Alaska Sleep Education Center

Teen Screen Time and Insomnia

As parents, we probably have asked a million times for our child to put away their devices at the dinner table, turn off their video games to be on time for school, or stop texting their friends. Before they go to bed? We could be reaching into the billions of reminders. Turns out, it’s not just a helicopter parent thing – there’s some solid research behind it.

A recent study from Pennsylvania State University (PSU) took a deep dive into how different types of screen activities affect teens’ sleep. It’s not just any screen time that’s causing trouble; it’s the “interactive” stuff – texting and video games – that seems to be the real sleep disruptor.

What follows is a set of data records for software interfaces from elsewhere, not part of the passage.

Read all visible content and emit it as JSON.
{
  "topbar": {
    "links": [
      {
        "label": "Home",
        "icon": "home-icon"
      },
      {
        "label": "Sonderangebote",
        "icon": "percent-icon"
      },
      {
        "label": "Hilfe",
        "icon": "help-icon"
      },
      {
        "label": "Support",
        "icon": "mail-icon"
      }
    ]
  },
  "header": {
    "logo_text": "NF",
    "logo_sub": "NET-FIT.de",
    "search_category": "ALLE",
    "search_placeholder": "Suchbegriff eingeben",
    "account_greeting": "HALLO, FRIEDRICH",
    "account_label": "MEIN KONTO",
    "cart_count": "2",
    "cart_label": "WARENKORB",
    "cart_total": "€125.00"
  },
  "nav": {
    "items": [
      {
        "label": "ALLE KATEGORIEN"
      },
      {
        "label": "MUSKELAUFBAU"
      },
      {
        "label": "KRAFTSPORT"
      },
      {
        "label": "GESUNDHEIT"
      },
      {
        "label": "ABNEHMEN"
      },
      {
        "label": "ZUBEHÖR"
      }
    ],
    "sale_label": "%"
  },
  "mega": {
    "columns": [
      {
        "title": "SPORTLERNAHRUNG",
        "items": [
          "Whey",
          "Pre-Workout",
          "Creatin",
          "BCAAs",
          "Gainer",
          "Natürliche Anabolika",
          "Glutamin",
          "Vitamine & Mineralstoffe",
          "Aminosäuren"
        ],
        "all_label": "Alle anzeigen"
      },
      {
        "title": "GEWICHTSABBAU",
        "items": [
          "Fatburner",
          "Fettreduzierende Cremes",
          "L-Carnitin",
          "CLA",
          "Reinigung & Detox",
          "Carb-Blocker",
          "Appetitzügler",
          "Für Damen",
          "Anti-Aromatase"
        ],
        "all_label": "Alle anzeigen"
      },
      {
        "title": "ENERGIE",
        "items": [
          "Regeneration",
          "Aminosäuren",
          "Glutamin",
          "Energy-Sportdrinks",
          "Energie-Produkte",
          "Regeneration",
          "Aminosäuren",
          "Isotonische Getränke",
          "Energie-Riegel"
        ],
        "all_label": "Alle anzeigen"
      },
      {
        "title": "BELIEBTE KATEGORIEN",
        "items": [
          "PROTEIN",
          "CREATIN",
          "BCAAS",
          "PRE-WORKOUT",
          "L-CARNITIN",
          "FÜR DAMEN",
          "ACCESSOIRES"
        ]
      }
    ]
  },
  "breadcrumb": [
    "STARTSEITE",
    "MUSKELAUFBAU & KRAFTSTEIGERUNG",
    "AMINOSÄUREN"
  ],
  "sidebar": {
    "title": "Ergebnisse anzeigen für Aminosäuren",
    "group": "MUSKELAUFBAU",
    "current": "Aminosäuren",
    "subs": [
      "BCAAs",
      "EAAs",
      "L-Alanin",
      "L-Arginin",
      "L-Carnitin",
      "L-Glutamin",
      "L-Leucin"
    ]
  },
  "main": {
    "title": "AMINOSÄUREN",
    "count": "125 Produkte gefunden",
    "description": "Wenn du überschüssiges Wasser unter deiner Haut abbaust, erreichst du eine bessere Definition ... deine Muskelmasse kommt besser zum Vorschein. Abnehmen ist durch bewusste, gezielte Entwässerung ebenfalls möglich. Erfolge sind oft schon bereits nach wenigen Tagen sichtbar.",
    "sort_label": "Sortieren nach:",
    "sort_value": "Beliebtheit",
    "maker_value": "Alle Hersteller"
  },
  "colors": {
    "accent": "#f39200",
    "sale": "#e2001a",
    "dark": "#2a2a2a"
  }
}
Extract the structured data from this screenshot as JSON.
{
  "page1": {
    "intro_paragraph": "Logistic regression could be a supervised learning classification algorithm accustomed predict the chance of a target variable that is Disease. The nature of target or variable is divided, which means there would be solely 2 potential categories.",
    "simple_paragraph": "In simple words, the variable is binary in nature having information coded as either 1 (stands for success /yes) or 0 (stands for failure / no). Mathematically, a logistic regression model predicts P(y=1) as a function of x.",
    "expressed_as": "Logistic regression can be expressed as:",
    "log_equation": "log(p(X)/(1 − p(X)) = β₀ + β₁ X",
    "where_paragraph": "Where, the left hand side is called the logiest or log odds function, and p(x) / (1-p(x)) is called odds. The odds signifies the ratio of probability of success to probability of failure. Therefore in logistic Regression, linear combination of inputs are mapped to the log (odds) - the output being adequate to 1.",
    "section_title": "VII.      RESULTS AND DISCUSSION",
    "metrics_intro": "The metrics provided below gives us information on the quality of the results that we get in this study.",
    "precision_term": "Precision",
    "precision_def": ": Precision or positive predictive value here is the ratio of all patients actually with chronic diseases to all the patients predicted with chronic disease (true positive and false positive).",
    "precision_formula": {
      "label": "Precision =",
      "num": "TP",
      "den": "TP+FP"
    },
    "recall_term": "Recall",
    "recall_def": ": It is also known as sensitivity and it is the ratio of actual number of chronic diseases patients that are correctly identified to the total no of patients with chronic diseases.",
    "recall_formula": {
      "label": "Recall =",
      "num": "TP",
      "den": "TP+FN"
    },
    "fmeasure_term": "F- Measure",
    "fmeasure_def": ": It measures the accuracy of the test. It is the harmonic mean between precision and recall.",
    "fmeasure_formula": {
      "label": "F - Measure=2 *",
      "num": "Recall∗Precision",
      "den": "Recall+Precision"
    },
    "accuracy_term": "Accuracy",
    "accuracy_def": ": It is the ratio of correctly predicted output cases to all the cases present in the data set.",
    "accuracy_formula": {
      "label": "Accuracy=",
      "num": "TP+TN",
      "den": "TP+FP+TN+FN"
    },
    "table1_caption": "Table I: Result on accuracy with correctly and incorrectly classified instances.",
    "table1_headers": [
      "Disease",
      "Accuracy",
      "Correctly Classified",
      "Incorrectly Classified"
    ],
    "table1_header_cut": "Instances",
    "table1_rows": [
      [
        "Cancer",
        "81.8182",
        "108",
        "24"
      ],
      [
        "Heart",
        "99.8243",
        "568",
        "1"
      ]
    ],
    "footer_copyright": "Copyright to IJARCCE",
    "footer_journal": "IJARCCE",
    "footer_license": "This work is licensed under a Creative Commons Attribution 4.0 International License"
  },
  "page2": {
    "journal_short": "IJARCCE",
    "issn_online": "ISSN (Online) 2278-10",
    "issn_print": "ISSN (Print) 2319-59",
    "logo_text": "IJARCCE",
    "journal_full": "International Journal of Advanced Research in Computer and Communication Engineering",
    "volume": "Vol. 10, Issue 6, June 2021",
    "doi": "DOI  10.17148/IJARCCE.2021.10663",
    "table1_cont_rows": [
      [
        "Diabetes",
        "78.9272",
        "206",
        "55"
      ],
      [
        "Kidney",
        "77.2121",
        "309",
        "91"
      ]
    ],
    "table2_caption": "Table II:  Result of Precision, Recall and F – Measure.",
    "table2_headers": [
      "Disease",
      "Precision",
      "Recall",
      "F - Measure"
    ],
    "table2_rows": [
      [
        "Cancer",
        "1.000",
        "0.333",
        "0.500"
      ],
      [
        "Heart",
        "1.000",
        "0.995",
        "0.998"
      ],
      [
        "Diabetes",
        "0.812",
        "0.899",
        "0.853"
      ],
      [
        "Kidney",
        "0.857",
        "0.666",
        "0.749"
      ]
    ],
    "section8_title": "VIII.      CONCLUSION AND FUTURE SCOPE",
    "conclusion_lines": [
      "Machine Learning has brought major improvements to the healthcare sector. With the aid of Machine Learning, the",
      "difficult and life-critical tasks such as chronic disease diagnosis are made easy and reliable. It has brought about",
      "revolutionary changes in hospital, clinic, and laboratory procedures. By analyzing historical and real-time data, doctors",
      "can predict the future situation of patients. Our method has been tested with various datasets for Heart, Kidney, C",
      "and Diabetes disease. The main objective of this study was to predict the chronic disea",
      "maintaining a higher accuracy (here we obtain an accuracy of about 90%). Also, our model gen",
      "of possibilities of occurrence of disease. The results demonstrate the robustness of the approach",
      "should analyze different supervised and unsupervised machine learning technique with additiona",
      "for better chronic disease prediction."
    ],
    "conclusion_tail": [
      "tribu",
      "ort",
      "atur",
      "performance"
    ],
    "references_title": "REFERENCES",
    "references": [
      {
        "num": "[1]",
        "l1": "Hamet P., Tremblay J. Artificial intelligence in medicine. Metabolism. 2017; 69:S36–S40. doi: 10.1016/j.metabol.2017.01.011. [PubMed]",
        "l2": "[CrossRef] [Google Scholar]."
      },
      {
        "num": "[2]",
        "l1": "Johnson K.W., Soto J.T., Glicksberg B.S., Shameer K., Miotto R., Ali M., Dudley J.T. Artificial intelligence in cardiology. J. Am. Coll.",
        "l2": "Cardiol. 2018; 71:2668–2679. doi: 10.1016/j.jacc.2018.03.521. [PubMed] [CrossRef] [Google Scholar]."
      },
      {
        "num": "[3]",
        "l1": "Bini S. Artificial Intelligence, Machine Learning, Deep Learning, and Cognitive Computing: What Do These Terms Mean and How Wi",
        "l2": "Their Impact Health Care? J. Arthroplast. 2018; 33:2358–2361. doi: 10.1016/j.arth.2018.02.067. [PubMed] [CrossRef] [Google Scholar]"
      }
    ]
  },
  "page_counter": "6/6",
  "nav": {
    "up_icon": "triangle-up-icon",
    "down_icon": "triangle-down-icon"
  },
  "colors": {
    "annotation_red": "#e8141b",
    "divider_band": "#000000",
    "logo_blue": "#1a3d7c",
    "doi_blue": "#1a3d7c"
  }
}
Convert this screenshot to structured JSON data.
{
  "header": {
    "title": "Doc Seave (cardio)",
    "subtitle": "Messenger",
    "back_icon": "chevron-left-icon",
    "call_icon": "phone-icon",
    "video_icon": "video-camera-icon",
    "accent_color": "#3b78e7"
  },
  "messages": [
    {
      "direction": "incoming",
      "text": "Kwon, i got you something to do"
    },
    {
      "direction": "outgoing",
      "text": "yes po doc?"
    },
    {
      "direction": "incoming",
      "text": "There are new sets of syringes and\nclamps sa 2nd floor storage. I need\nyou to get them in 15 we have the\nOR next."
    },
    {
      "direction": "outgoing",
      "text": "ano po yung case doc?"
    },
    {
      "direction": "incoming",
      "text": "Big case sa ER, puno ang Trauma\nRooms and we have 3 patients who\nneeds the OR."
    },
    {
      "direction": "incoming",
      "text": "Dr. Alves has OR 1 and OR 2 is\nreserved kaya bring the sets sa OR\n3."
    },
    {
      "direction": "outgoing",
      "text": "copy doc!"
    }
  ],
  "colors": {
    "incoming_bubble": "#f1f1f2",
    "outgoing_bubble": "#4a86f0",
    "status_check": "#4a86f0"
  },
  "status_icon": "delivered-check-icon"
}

The researchers followed 475 adolescents, keeping an eye on their daytime screen habits, including texting, emailing, instant messaging, social media, video gaming, and more passive activities like TV and online video watching. They even utilized wristband accelerometers to track the kids’ movements throughout the day, distinguishing between active and sleep periods.

The result? For every extra hour teens spent playing video games beyond their usual amount, their bedtime got delayed by an average of 10 minutes. That might not sound like much, but it adds up over time.

Teens and Devices

On average, teens were spending about two hours a day communicating with friends through texts and messages. Video gaming took up around 1.3 hours, while passive TV and video watching clocked in at 1.7 hours daily. For that crucial hour before bedtime – 77% of teens were into “interactive” media (think texting and gaming), and 69% were watching TV or movies.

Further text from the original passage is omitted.